Der stellvertretende Hauptgeschäftsführer der Unternehmerverbände Berlin-Brandenburg, Andreas Schulz, sieht das schlechte Abschneiden als "riesige Hypothek für den Wohlstand der Zukunft". Dem rbb sagte Schulz, die Schulen müssten sich darauf konzentrieren, dass die "Kernkompetenzen Lesen und Rechnen" gelehrt würden. Um das sicherzustellen, müssten "die Lehrer von Veraltungsaufgaben befreit werden.

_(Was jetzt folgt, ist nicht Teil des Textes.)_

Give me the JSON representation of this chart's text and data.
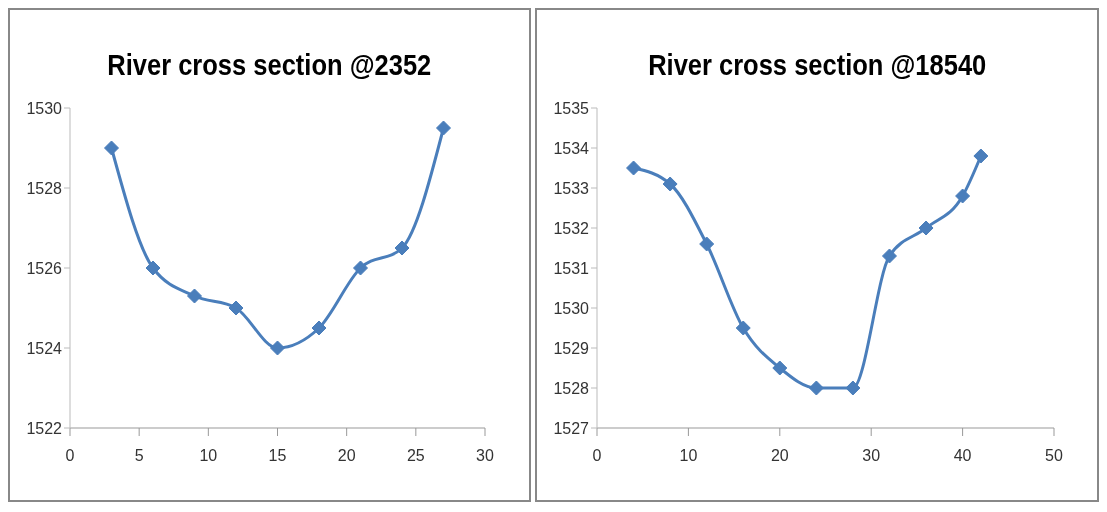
{
  "chart_data": [
    {
      "type": "line",
      "title": "River cross section @2352",
      "x": [
        3,
        6,
        9,
        12,
        15,
        18,
        21,
        24,
        27
      ],
      "series": [
        {
          "color": "#4a7ebb",
          "values": [
            1529,
            1526,
            1525.3,
            1525,
            1524,
            1524.5,
            1526,
            1526.5,
            1529.5
          ]
        }
      ],
      "xlim": [
        0,
        30
      ],
      "xticks": [
        0,
        5,
        10,
        15,
        20,
        25,
        30
      ],
      "ylim": [
        1522,
        1530
      ],
      "yticks": [
        1522,
        1524,
        1526,
        1528,
        1530
      ],
      "marker": "diamond",
      "grid": false,
      "legend": false
    },
    {
      "type": "line",
      "title": "River cross section @18540",
      "x": [
        4,
        8,
        12,
        16,
        20,
        24,
        28,
        32,
        36,
        40,
        42
      ],
      "series": [
        {
          "color": "#4a7ebb",
          "values": [
            1533.5,
            1533.1,
            1531.6,
            1529.5,
            1528.5,
            1528,
            1528,
            1531.3,
            1532,
            1532.8,
            1533.8
          ]
        }
      ],
      "xlim": [
        0,
        50
      ],
      "xticks": [
        0,
        10,
        20,
        30,
        40,
        50
      ],
      "ylim": [
        1527,
        1535
      ],
      "yticks": [
        1527,
        1528,
        1529,
        1530,
        1531,
        1532,
        1533,
        1534,
        1535
      ],
      "marker": "diamond",
      "grid": false,
      "legend": false
    }
  ]
}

Gründe für das schlechte Abschneiden nennt die Vergleichsstudie Vera nicht. Die Bildungsverwaltung teilte dem rbb mit, man könne dazu aktuell nicht nichts sagen, die aktuelle Erhebung werde nun ausgewertet. Linken-Politikerin Brychcy sieht die Corona-Pandemie als einen Grund für die Leistungsprobleme der Schülerinnen und Schüler. Außerdem hätten in den letzten Jahren mehr als zehntausend Geflüchtete aus der Ukraine in Berlins Schulen integriert werden müssen. Dazu komme ein "nie dagewesener Lehrkräfte- und Schulplatzmangel".
Die Vergleichsarbeiten (Vera 3 und Vera 8) sind Tests, an denen sich grundsätzlich alle Bundesländer beteiligen. Alle Schülerinnen und Schüler in Deutschland bearbeiten die gleichen Testaufgaben.
Nach Angaben des Instituts für Schulqualität der Länder Berlin und Brandenburg fehlen Grundschülern, die den Mindeststandard nicht erreichen, basale Kenntnisse, um einen erfolgreichen Übergang von der Grundschule in die weiterführende allgemeinbildende Schule zu gewährleisten.